Don't parse CSVs by hand!
Randall
Posted on May 11, 2022
I've seen custom JavaScript code to parse CSV data a number of times. It looks something like this:
const csvData = fs.readFileSync(csvFilePath, 'utf8');
const lines = csvData.split('\n');
const rows = lines.map(line => line.split(','));
So simple, and it may be fine if you're parsing a single static CSV file whose content you know. But if you're parsing unknown CSV files, don't do this, there are many ways it can break.
What Can Go Wrong
Escaped cells
Columns in a CSV file may contain commas. Such columns are typically escaped with quotes. The raw data for a row with such a column might look something like this:
Name,Best Line
Hamlet,"To be, or not to be"
Though the second line has two commas, this produces a table with two columns, not three:
Name | Best Line |
---|---|
Hamlet | To be, or not to be |
This breaks the simple CSV parser implementation which just splits on ,
.
Line Endings
The simple CSV parser implementation assumes LF line endings (\n
), but text files, including CSV files, created on Windows will often have CRLF line endings (\r\n
).

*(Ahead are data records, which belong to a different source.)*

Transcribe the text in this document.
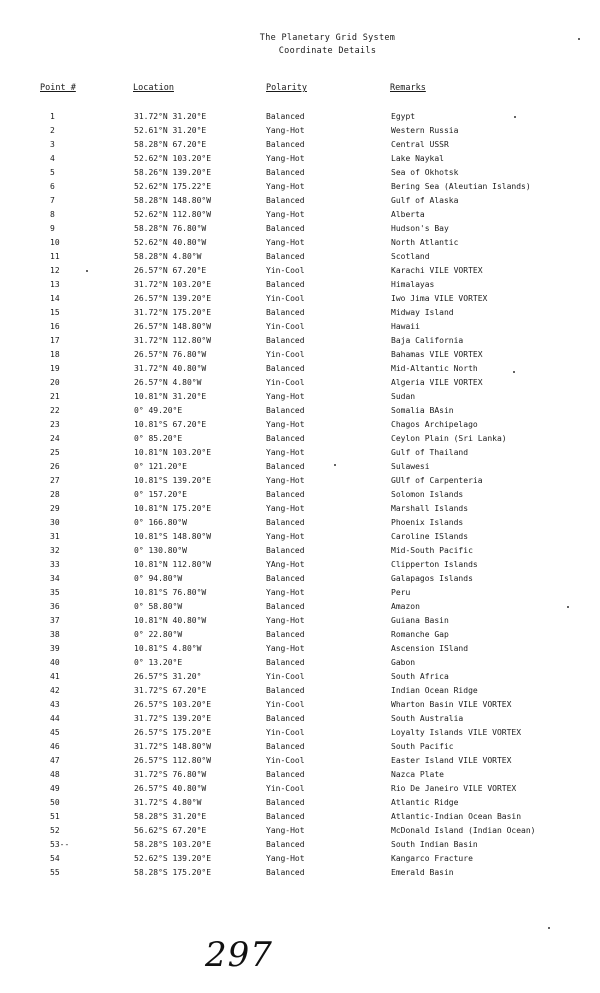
The Planetary Grid System
Coordinate Details
Point #	Location	Polarity	Remarks
1	31.72°N 31.20°E	Balanced	Egypt
2	52.61°N 31.20°E	Yang-Hot	Western Russia
3	58.28°N 67.20°E	Balanced	Central USSR
4	52.62°N 103.20°E	Yang-Hot	Lake Naykal
5	58.26°N 139.20°E	Balanced	Sea of Okhotsk
6	52.62°N 175.22°E	Yang-Hot	Bering Sea (Aleutian Islands)
7	58.28°N 148.80°W	Balanced	Gulf of Alaska
8	52.62°N 112.80°W	Yang-Hot	Alberta
9	58.28°N 76.80°W	Balanced	Hudson's Bay
10	52.62°N 40.80°W	Yang-Hot	North Atlantic
11	58.28°N 4.80°W	Balanced	Scotland
12	26.57°N 67.20°E	Yin-Cool	Karachi VILE VORTEX
13	31.72°N 103.20°E	Balanced	Himalayas
14	26.57°N 139.20°E	Yin-Cool	Iwo Jima VILE VORTEX
15	31.72°N 175.20°E	Balanced	Midway Island
16	26.57°N 148.80°W	Yin-Cool	Hawaii
17	31.72°N 112.80°W	Balanced	Baja California
18	26.57°N 76.80°W	Yin-Cool	Bahamas VILE VORTEX
19	31.72°N 40.80°W	Balanced	Mid-Altantic North
20	26.57°N 4.80°W	Yin-Cool	Algeria VILE VORTEX
21	10.81°N 31.20°E	Yang-Hot	Sudan
22	0° 49.20°E	Balanced	Somalia BAsin
23	10.81°S 67.20°E	Yang-Hot	Chagos Archipelago
24	0° 85.20°E	Balanced	Ceylon Plain (Sri Lanka)
25	10.81°N 103.20°E	Yang-Hot	Gulf of Thailand
26	0° 121.20°E	Balanced	Sulawesi
27	10.81°S 139.20°E	Yang-Hot	GUlf of Carpenteria
28	0° 157.20°E	Balanced	Solomon Islands
29	10.81°N 175.20°E	Yang-Hot	Marshall Islands
30	0° 166.80°W	Balanced	Phoenix Islands
31	10.81°S 148.80°W	Yang-Hot	Caroline ISlands
32	0° 130.80°W	Balanced	Mid-South Pacific
33	10.81°N 112.80°W	YAng-Hot	Clipperton Islands
34	0° 94.80°W	Balanced	Galapagos Islands
35	10.81°S 76.80°W	Yang-Hot	Peru
36	0° 58.80°W	Balanced	Amazon
37	10.81°N 40.80°W	Yang-Hot	Guiana Basin
38	0° 22.80°W	Balanced	Romanche Gap
39	10.81°S 4.80°W	Yang-Hot	Ascension ISland
40	0° 13.20°E	Balanced	Gabon
41	26.57°S 31.20°	Yin-Cool	South Africa
42	31.72°S 67.20°E	Balanced	Indian Ocean Ridge
43	26.57°S 103.20°E	Yin-Cool	Wharton Basin VILE VORTEX
44	31.72°S 139.20°E	Balanced	South Australia
45	26.57°S 175.20°E	Yin-Cool	Loyalty Islands VILE VORTEX
46	31.72°S 148.80°W	Balanced	South Pacific
47	26.57°S 112.80°W	Yin-Cool	Easter Island VILE VORTEX
48	31.72°S 76.80°W	Balanced	Nazca Plate
49	26.57°S 40.80°W	Yin-Cool	Rio De Janeiro VILE VORTEX
50	31.72°S 4.80°W	Balanced	Atlantic Ridge
51	58.28°S 31.20°E	Balanced	Atlantic-Indian Ocean Basin
52	56.62°S 67.20°E	Yang-Hot	McDonald Island (Indian Ocean)
53--	58.28°S 103.20°E	Balanced	South Indian Basin
54	52.62°S 139.20°E	Yang-Hot	Kangarco Fracture
55	58.28°S 175.20°E	Balanced	Emerald Basin
297
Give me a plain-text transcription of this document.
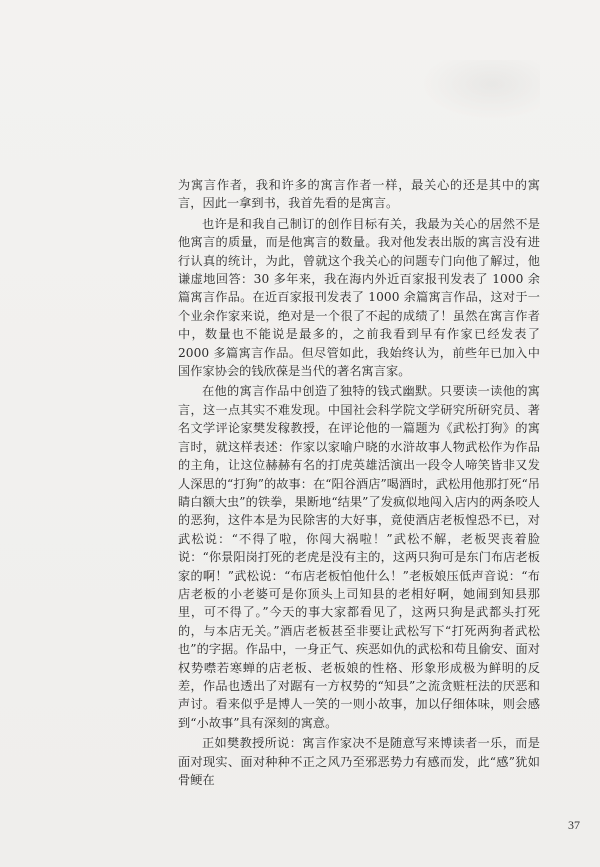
为寓言作者，我和许多的寓言作者一样，最关心的还是其中的寓言，因此一拿到书，我首先看的是寓言。

也许是和我自己制订的创作目标有关，我最为关心的居然不是他寓言的质量，而是他寓言的数量。我对他发表出版的寓言没有进行认真的统计，为此，曾就这个我关心的问题专门向他了解过，他谦虚地回答：30 多年来，我在海内外近百家报刊发表了 1000 余篇寓言作品。在近百家报刊发表了 1000 余篇寓言作品，这对于一个业余作家来说，绝对是一个很了不起的成绩了！虽然在寓言作者中，数量也不能说是最多的，之前我看到早有作家已经发表了 2000 多篇寓言作品。但尽管如此，我始终认为，前些年已加入中国作家协会的钱欣葆是当代的著名寓言家。

在他的寓言作品中创造了独特的钱式幽默。只要读一读他的寓言，这一点其实不难发现。中国社会科学院文学研究所研究员、著名文学评论家樊发稼教授，在评论他的一篇题为《武松打狗》的寓言时，就这样表述：作家以家喻户晓的水浒故事人物武松作为作品的主角，让这位赫赫有名的打虎英雄活演出一段令人啼笑皆非又发人深思的“打狗”的故事：在“阳谷酒店”喝酒时，武松用他那打死“吊睛白额大虫”的铁拳，果断地“结果”了发疯似地闯入店内的两条咬人的恶狗，这件本是为民除害的大好事，竟使酒店老板惶恐不已，对武松说：“不得了啦，你闯大祸啦！”武松不解，老板哭丧着脸说：“你景阳岗打死的老虎是没有主的，这两只狗可是东门布店老板家的啊！”武松说：“布店老板怕他什么！”老板娘压低声音说：“布店老板的小老婆可是你顶头上司知县的老相好啊，她闹到知县那里，可不得了。”今天的事大家都看见了，这两只狗是武都头打死的，与本店无关。”酒店老板甚至非要让武松写下“打死两狗者武松也”的字据。作品中，一身正气、疾恶如仇的武松和苟且偷安、面对权势噤若寒蝉的店老板、老板娘的性格、形象形成极为鲜明的反差，作品也透出了对踞有一方权势的“知县”之流贪赃枉法的厌恶和声讨。看来似乎是博人一笑的一则小故事，加以仔细体味，则会感到“小故事”具有深刻的寓意。

正如樊教授所说：寓言作家决不是随意写来博读者一乐，而是面对现实、面对种种不正之风乃至邪恶势力有感而发，此“感”犹如骨鲠在

37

Further, there may be line ending characters within escaped cells. Needless to say, these cases break the simple CSV parser implementation.
What to do instead
Bring in a library that's built for this. I like to use csv-parse. It's easy to use:
import { parse as csvParse } from 'csv-parse/sync';
const csvData = fs.readFileSync(csvFilePath, 'utf8');
const rows = csvParse(csvData);
That's it.
Conclusion
I know no one likes bringing in libraries to solve what seems to be a simple task, but parsing arbitrary CSVs correctly is actually a lot harder than it looks at first glance. Save yourself the pain, use someone else's battle-hardened parser.